The complexity of regulations, such as the Alternative Fund Managers Directive (AIFMD), are having an impact on the amount of small and medium sized debt funds willing to take on foreign investors, Josh Franklin, chief operating officer at US debt financing firm Crystal Financial told pfm.
“Many small to medium sized private equity and private debt funds in the United States don't have the infrastructure or the knowledge base to comply with the regulatory requirements that go along with having European investors (e.g. AIFMD).”
Franklin declined to comment specifically on Crystal's own investor base and fundraising plans.
US fund managers do not currently have access to the AIFMD marketing passport and can only fundraise in in specific European countries in accordance with each country's National Private Placement Regime. Under these regimes, managers must comply with certain AIFMD requirements and any additional conditions imposed by national law in the investor's home jurisdiction.
Taking on European investors subjects funds to a completely new and often complex regime that has to be learnt, said Franklin.
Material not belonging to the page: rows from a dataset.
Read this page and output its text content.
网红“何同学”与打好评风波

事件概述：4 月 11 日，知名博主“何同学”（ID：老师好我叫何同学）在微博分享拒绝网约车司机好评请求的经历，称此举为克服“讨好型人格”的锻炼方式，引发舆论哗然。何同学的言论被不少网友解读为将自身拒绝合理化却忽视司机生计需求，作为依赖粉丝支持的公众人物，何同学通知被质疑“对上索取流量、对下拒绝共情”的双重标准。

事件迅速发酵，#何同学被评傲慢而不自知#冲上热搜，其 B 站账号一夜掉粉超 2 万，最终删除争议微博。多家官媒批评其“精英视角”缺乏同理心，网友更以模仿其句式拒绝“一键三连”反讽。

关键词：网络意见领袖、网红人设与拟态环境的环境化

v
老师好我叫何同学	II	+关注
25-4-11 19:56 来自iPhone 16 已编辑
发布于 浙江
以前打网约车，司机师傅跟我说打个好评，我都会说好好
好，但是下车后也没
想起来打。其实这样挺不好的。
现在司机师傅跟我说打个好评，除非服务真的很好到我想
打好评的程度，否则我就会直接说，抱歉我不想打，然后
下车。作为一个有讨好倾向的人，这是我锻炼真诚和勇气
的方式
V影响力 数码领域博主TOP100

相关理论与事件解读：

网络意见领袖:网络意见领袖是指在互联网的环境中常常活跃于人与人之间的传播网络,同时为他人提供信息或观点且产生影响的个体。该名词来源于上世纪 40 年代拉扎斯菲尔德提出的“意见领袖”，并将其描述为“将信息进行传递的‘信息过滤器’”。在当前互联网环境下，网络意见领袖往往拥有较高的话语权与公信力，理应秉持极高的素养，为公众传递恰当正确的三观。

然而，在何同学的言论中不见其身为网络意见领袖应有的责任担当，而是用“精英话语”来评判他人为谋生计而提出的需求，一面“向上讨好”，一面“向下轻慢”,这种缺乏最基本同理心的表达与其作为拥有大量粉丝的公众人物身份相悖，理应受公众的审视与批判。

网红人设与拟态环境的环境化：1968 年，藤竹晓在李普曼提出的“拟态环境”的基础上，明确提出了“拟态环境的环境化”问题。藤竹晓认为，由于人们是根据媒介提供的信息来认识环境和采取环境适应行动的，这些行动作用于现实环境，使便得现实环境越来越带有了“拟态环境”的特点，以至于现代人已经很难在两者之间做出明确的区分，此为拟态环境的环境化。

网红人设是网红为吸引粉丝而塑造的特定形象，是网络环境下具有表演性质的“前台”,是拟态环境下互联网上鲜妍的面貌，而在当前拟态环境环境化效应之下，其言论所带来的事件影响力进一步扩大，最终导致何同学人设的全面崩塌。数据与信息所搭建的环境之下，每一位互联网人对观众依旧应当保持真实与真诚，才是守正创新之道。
And because of the difficulties navigating the various rules that can vary from country to country, many US funds shy away of having anything other than a domestic investor base, he added.
Crystal Financial underwrites new secured debt for companies in transition, such as those in distress or spinning out of a parent company. In 2014, the firm extended its services and launched the US-based Crystal Financial SBIC fund, backed by only US investors, to provide secured loans to small and medium sized companies for acquisitions, working capital and growth.
The firm has 22 employees and has backed 32 portfolio companies, the majority of which are based in the US, with the exception of two in Canada and one in the UK.